The best-known kind of program specialisation, partial evaluation, consists of taking a general program and a part of its data, and performing all the computations that depend only on the given data. The remaining computations make up the generated or `residual' program. We may think of the given data as specifying a particular member of the class of problems that the general program can solve; the residual program takes the remaining input data and solves that particular problem.

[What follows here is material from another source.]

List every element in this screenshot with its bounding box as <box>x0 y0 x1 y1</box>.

Partial evaluation may sound like glorified constant folding, but in fact a wide variety of powerful techniques are needed to do it successfully, and these may completely transform the structure of the original program. Program specialisation in fact gives us a general approach to program generation.
The breakthrough which made partial evaluation suddenly `hot' came in 1985, and since then the research area has been very dynamic. Many theoretical and practical advances have transformed partial evaluators from toys into industrial-strength tools which can be used, for example, in operating system design. Yet despite the maturity which the field has reached, there are still fundamental problems being solved by quite new approaches, suggesting that it will retain its dynamism for some time to come.
This course introduces program specialisation from the beginning, via a very practical approach. The first three days are spent learning about offline partial evaluation, inherited limits, binding-time analysis, and important binding-time improvements such as CPS specialisation and the Trick. The last two days focus on type specialisation, my own recent work. The practical exercises include specialising a number of interpreters, writing your own partial evaluator, constructing generating extensions, and specialising interpreters with the type specialiser. Most of the time will be spent on these exercises; the emphasis of the course is on gaining a deep understanding of the basics, rather than a superficial overview of the field.